JERUSALEM (ISRAEL) – A study conducted by a team of healthcare workers at an Israeli hospital has found that the first dose of Pfizer Inc’s COVID-19 vaccine is 85% effective. This fuels a debate over the two-dose schedule as governments are trying to stretch out supplies.
Thes study was conducted at the Sheba Medical Center and it compares with the overall efficacy of around 95% in a two dose regimen having a gap of 21 days for the vaccine developed with Germany’s BioNTech.
The study, which is slated to appear in The Lancet medical journal, comes a day after Canadian researchers hinted that the second Pfizer dose should be delayed as there is a high level of protection from the first shot so that more people can be vaccinated.
Based on an analysis of the documents submitted from its late-stage human trials to the US Food and Drug Administration in December, their research revealed efficacy of 92.6% after the first dose was administered.
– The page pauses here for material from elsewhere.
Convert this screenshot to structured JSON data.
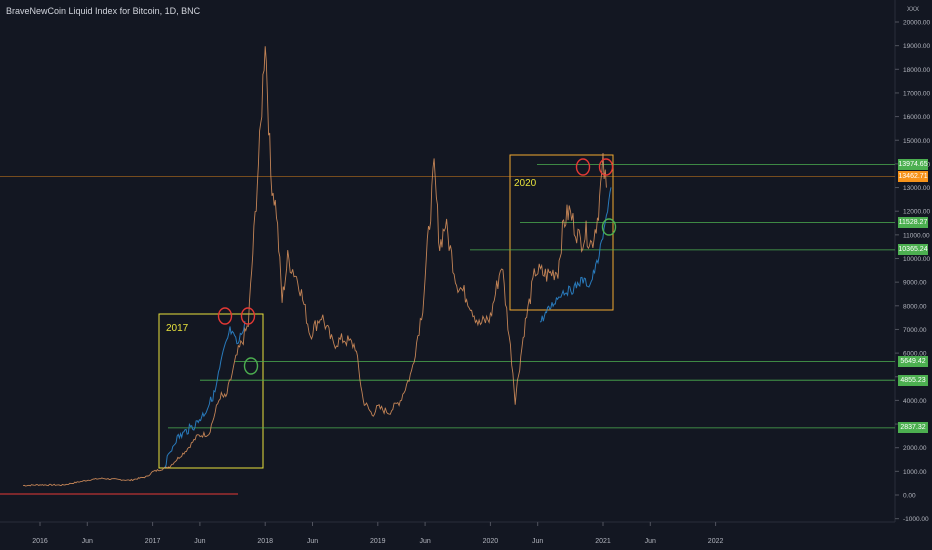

In December, the FDA said information from those trials revealed that the vaccine provided some protection to recipients before they got the second shot, adding that more data is necessary to assess the potential of a single-dose shot.
Sheba said among 7,214 hospital employees who got the first shot in January, there was a reduction of 85% in symptomatic COVID-19 within 15 to 28 days. It also said that overall reduction of infections, including asymptomatic cases, was 75%.
Sheba epidemiologist Gili Regev-Yochay warned that the cohort studied at the hospital were “mostly young and healthy”.
Unlike with Pfizer’s clinical trial, “we don’t have many (staff) here aged over 65,” she said, adding that the Sheba study took place during a surge in infections in the country which strained hospitals.